El deporte hace el camino en Menorca
Ciclistas y corredores cuidan el Camí de Cavalls, un recorrido ancestral recuperado por senderistas
Corredores y ciclistas abren y cierran las puertas del Camí de Cavalls como el que pasa de una habitación a otra en su hogar. La fórmula de los menorquines para conservar un camino ancestral que da la vuelta a la isla fue poblarlo con sus inquilinos más fieles. Nadie como ellos para amar su roca caliza erosionada, una superficie propia de la alta montaña al nivel del mar. Por eso, se echan la bici a las espaldas para subir por barrancos y se lanzan después desbocados. Y abren la siguiente puerta. El deporte, lejos de contaminar un ecosistema, sirve para conservarlo.
Joan Febrer es el director de Camí de Cavalls 360, una empresa que organiza rutas todo el año y una exigente carrera por etapas de ciclismo y mountain bike. Ha recorrido tres veces la isla en bicicleta sin parar, en 12 horas y 26 minutos. Menorca presenta una diversidad geológica que concentra en 20 kilómetros lo que otros ecosistemas tienen en 500. El desnivel, 3.400 metros positivos, es poco para 185 kilómetros, pero el dato engaña: no hay grandes subidas, sino un sinfín de pequeños esfuerzos, ascensos de entre 5 y 15 metros que obligan a un esfuerzo máximo.
La última de las tres etapas del recorrido extendió ayer lo que los ciclistas llaman un rock garden —tramos que en un circuito convencional pueden suponer 40 metros, a casi 17 kilómetros. El alivio de alguno —muchos lo disputaron en pareja— cuando llegó a uno de los tramos de asfalto que atraviesan las urbanizaciones rozó el éxtasis. Corredores y ciclistas compartieron odisea en su vuelta a la isla. Gerard Minoves fue el más rápido sobre ruedas mientras que Miguel Heras cumplió el pronóstico y se llevó la general de bípedos, con Alfonsina Peppa como dominadora en féminas. El trail añadió un formato más corto, aproximadamente la mitad del camino. Ganaron Aritz Egea y Oihana Kortazar.
El Camí se utilizaba desde el siglo XIV para vigilar los peligros de la costa. Tras la Guerra Civil, cayó en desuso y las fincas por las que transcurría, sin la obligación de mantenerlo, se lo apropiaron. En los 80 volvió a recorrerse con tipos como Joan Febrer, que en su época de estudiante daba la vuelta a la isla con grandes mochilas. “Nos perdíamos, era una aventura”. Los nuevos hábitos de acceder a la naturaleza colisionaron con los propietarios, un conflicto —algunos dueños impedían el paso de esas excursiones reivindicativas— que desembocó en 2001 en una ley autonómica. Y llegaron las expropiaciones para recuperar el uso público del camino en sus 185 kilómetros.

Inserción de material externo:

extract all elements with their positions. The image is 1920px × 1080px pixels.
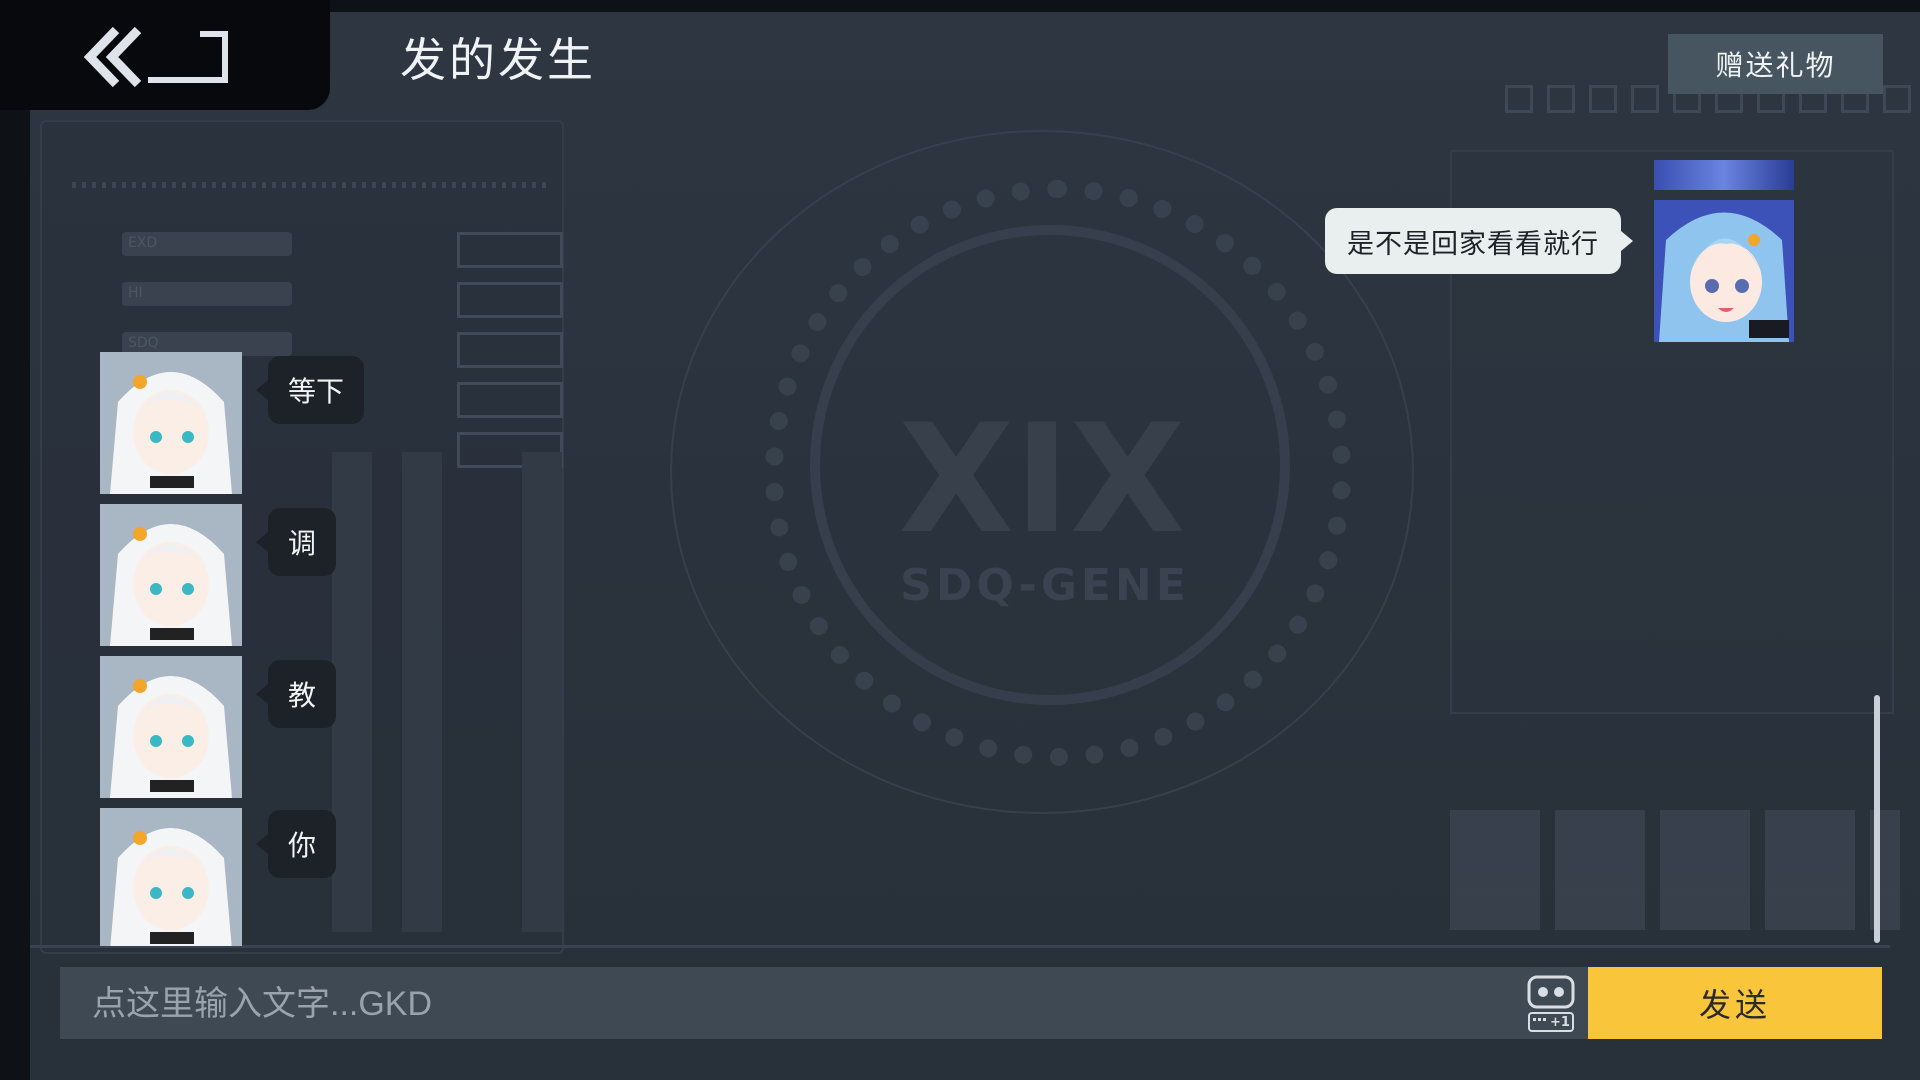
message-text: 教 [288, 679, 317, 712]
background-logo-text: SDQ-GENE [900, 560, 1190, 611]
my-message-bubble: 是不是回家看看就行 [1325, 208, 1633, 274]
message-bubble: 调 [255, 508, 337, 576]
my-message-text: 是不是回家看看就行 [1347, 228, 1599, 260]
back-button[interactable] [80, 22, 240, 92]
message-input[interactable] [90, 970, 1494, 1038]
white-hair-girl-avatar-icon [100, 352, 242, 494]
avatar[interactable] [100, 808, 242, 946]
message-bubble: 你 [255, 810, 337, 878]
message-bubble: 等下 [255, 356, 365, 424]
my-avatar[interactable] [1654, 200, 1794, 342]
page-title: 发的发生 [400, 33, 596, 87]
chat-scrollbar[interactable] [1874, 695, 1880, 943]
background-logo-mark: XIX [898, 393, 1186, 567]
emoji-badge: +1 [1550, 1015, 1570, 1030]
white-hair-girl-avatar-icon [100, 808, 242, 946]
bg-slot: EXD [122, 232, 292, 256]
bg-slot: HI [122, 282, 292, 306]
frame-left [0, 0, 30, 1080]
message-text: 调 [288, 527, 317, 560]
double-chevron-left-icon [83, 26, 228, 88]
avatar[interactable] [100, 656, 242, 798]
chat-screen: EXD HI SDQ XIX SDQ-GENE 发的发生 赠送礼物 等下 调 教… [0, 0, 1920, 1080]
back-area [0, 0, 330, 110]
blue-hair-girl-avatar-icon [1654, 200, 1794, 342]
background-ring-dotted [765, 180, 1351, 766]
avatar[interactable] [100, 504, 242, 646]
white-hair-girl-avatar-icon [100, 504, 242, 646]
background-divider [30, 945, 1890, 948]
send-button[interactable]: 发送 [1588, 967, 1882, 1039]
message-bubble: 教 [255, 660, 337, 728]
white-hair-girl-avatar-icon [100, 656, 242, 798]
background-mini-grid [1450, 810, 1900, 930]
gift-button[interactable]: 赠送礼物 [1668, 34, 1883, 94]
previous-avatar-fragment [1654, 160, 1794, 190]
background-ring-outer [670, 130, 1414, 814]
message-text: 你 [288, 829, 317, 862]
background-ring-inner [810, 225, 1290, 705]
avatar[interactable] [100, 352, 242, 494]
emoji-button[interactable]: +1 [1526, 973, 1576, 1035]
message-text: 等下 [288, 375, 345, 408]
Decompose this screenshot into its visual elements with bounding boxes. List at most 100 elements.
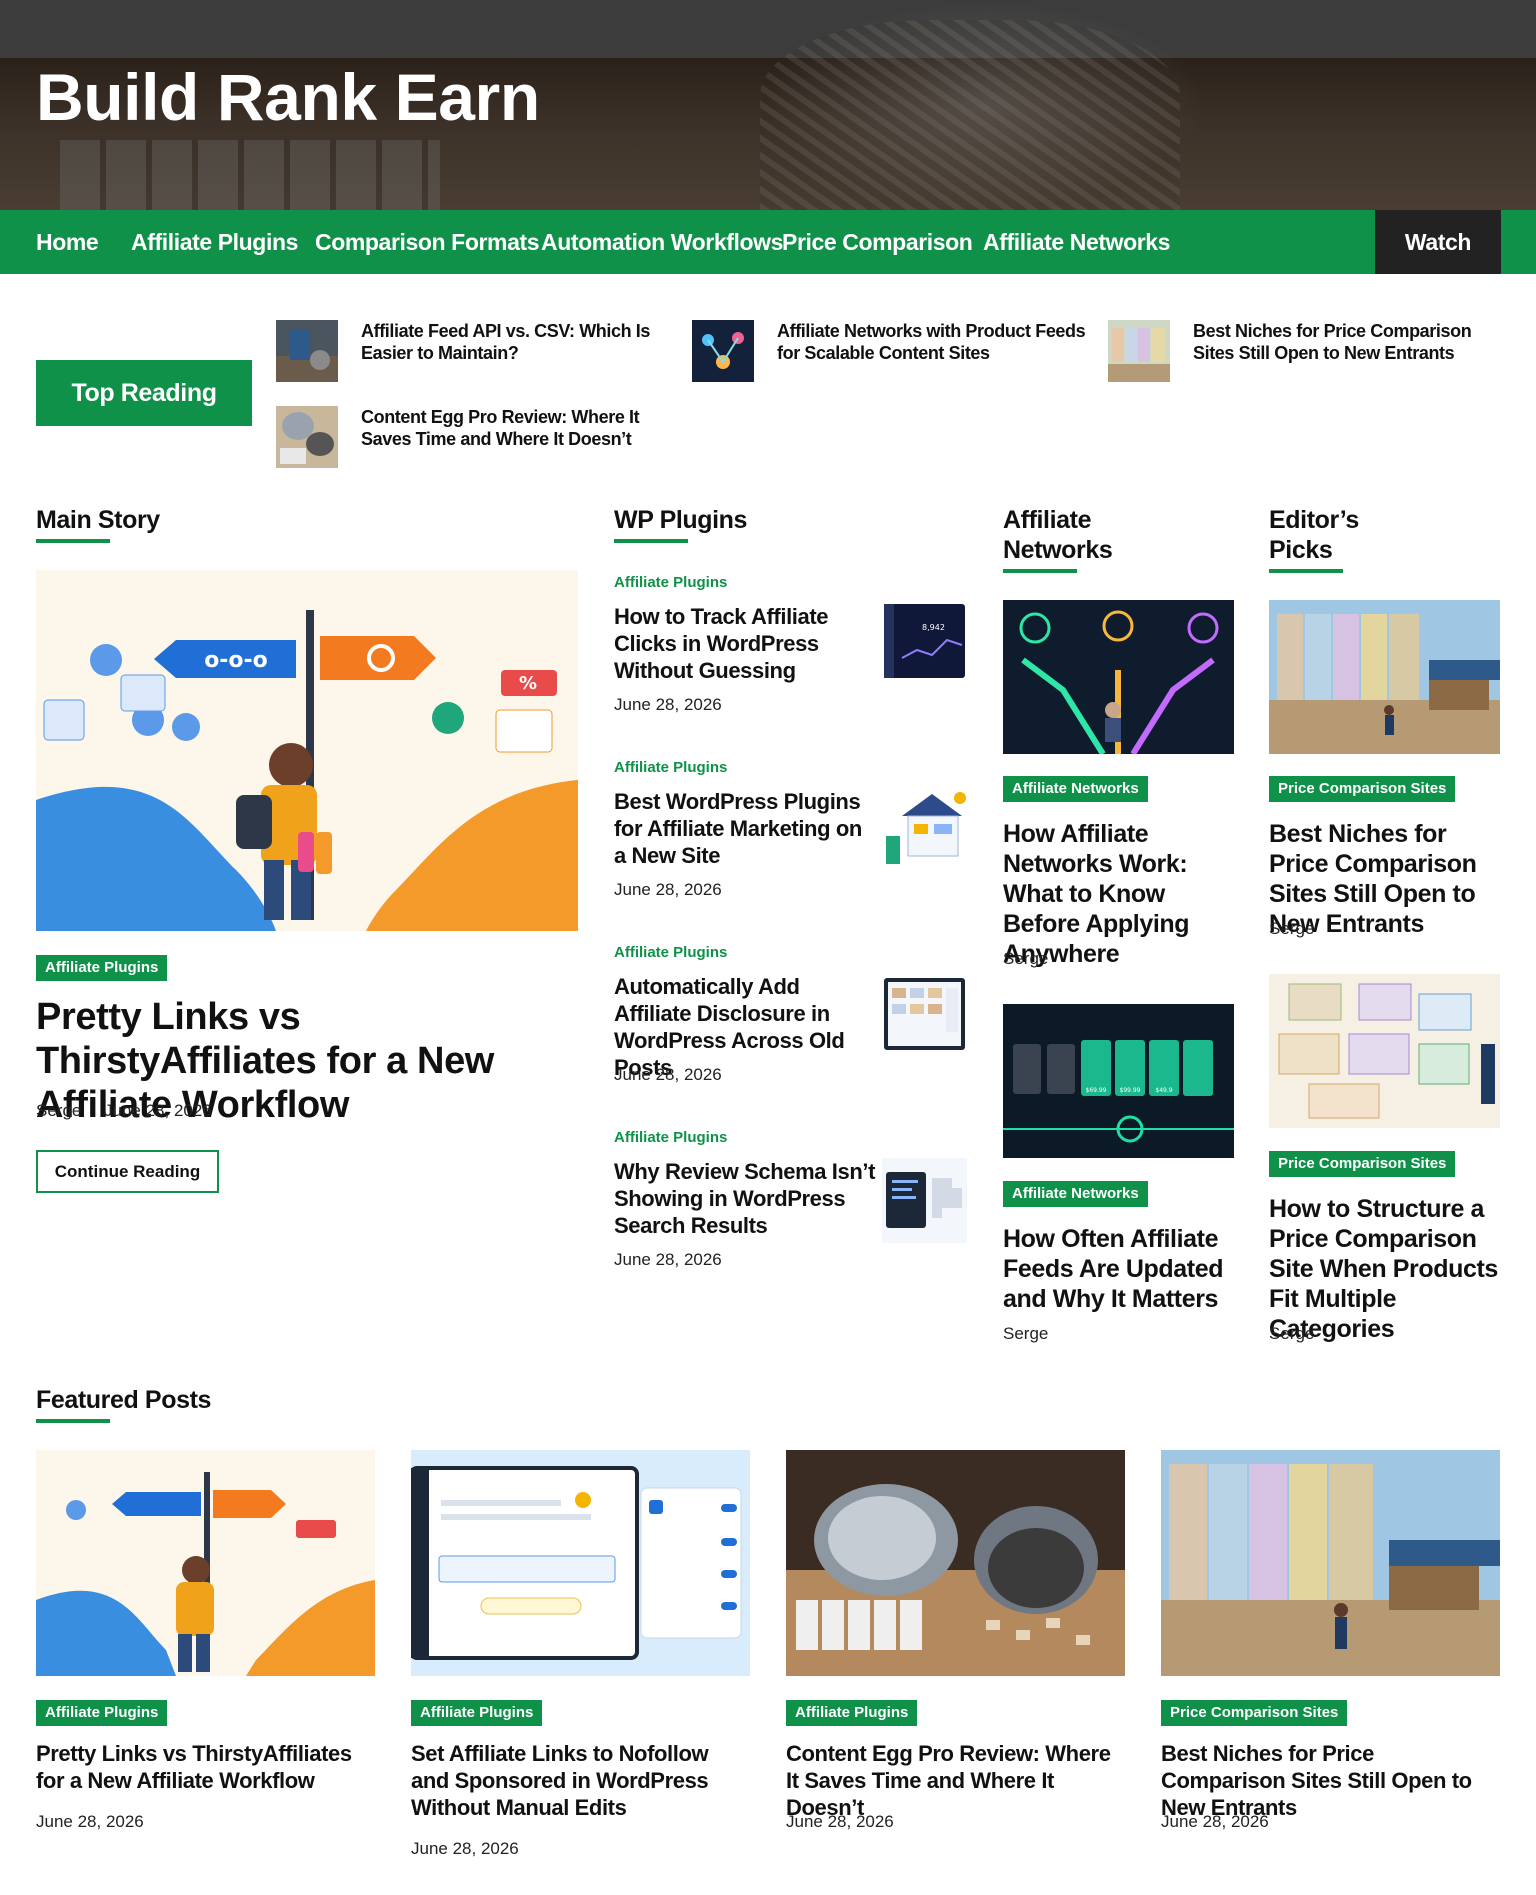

La experiencia de dos décadas es que el impacto del ser humano sobre el Camí es un pilar de su conservación. “Puedes explicar el respeto por el medio ambiente en las aulas, pero se forja en el contacto, hay que vivirlo. Disfrutarlo, ver lo bonito que es o sentir el mar; eso se traduce en hábitos”. Como no tirar envases o los bajos decibelios que exigen determinados espacios. La prohibición protege al espacio, pero no crea la conciencia.
Eso ha traído a un público que viaja a la isla para recorrerlo en etapas, su perfil ideal: senderistas que recogen plásticos en lugar de dejarlos. Pero también turistas de sol y playa, lo que Febrer llama público accidental. “En los tramos más transitados, aparece un poco más de basura o gente con música, cosas que chirrían”. En la zona norte hay tramos más improvisados que se hicieron “deprisa y corriendo” para sortear propiedades; algunos están erosionados porque no se trazaron bien las eses.
La organización dona unos 15.000 euros al año para la conservación y recibe a unas 1.500 personas para visitas por etapas, más los 360 corredores y ciclistas repartidos todo el fin de semana.